Recently in this space, I wrote about the fact that the sports authority has not been able to connect very well with the sporting federations. This particular situation became very evident when the sports authority first made known its usage fees to federations. The general view was that the fees were not in line with the gate returns federations get when they stage events. Many concluded that the sports authority was out of touch with the reality of the Bahamian sporting landscape. So, the sports authority has not been a convincing or believable entity, to many.

Therefore there is this great lack of trust. The circumstances beg a question. Is the National Sports Authority relevant? Is the way the National Sports Authority is structured, appropriate for the sports agenda today in The Bahamas?

There are a lot of questions being asked now about Archer and company and the manner in which they are functioning. The sports authority has used up a good deal of national funding at a time of great economic decline.

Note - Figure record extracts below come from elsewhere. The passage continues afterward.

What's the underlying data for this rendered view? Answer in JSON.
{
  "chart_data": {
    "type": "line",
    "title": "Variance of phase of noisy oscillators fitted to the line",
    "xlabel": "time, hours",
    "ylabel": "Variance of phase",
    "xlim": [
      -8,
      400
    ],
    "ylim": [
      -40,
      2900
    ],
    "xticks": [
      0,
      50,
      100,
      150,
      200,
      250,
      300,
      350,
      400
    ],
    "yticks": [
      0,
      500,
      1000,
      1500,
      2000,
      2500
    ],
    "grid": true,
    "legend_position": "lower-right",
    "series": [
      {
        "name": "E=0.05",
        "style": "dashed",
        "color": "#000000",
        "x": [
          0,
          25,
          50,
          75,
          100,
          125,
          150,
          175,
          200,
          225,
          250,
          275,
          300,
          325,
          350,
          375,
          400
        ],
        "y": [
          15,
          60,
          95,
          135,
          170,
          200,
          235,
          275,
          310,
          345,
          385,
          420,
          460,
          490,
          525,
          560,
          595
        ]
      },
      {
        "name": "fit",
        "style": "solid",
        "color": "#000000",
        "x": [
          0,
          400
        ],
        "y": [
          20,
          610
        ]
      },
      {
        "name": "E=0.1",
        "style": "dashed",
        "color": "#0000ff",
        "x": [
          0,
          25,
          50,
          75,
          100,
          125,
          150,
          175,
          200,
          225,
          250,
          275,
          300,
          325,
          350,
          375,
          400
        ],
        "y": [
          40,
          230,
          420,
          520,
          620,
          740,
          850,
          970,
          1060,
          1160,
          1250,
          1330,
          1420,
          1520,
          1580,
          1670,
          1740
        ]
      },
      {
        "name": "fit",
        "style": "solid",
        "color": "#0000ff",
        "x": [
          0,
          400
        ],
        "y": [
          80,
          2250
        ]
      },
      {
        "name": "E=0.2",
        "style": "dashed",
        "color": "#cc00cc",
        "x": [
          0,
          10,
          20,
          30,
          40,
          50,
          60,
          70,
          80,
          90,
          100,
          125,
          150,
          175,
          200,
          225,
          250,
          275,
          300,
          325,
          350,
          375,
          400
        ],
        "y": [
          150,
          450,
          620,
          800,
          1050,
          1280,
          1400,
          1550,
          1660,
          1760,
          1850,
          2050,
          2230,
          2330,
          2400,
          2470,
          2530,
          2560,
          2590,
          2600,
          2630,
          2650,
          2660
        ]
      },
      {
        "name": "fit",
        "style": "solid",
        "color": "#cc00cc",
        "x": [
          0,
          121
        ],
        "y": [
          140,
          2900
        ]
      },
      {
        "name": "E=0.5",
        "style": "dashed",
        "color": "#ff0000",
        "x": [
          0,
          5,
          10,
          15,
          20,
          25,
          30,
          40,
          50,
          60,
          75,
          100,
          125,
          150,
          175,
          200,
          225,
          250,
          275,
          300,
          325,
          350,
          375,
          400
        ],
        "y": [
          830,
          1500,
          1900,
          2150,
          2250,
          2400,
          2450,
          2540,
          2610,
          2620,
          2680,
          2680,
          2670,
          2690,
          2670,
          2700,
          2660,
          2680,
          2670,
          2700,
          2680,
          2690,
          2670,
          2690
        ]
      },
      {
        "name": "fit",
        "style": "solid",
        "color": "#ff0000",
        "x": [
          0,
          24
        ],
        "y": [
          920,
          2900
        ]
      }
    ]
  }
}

It is my understanding that Archer and company now are clamoring for more money, a large number. It is definitely a credibility challenge that he and his associates face.

Are their hands tied? Are they not being fortified properly to do the job at hand? For credibility sake they might wish to clear the air relating to the many questions. If not, it will begin to look, more and more, that they don’t have the capacity, the competence for the important job they agreed to take on.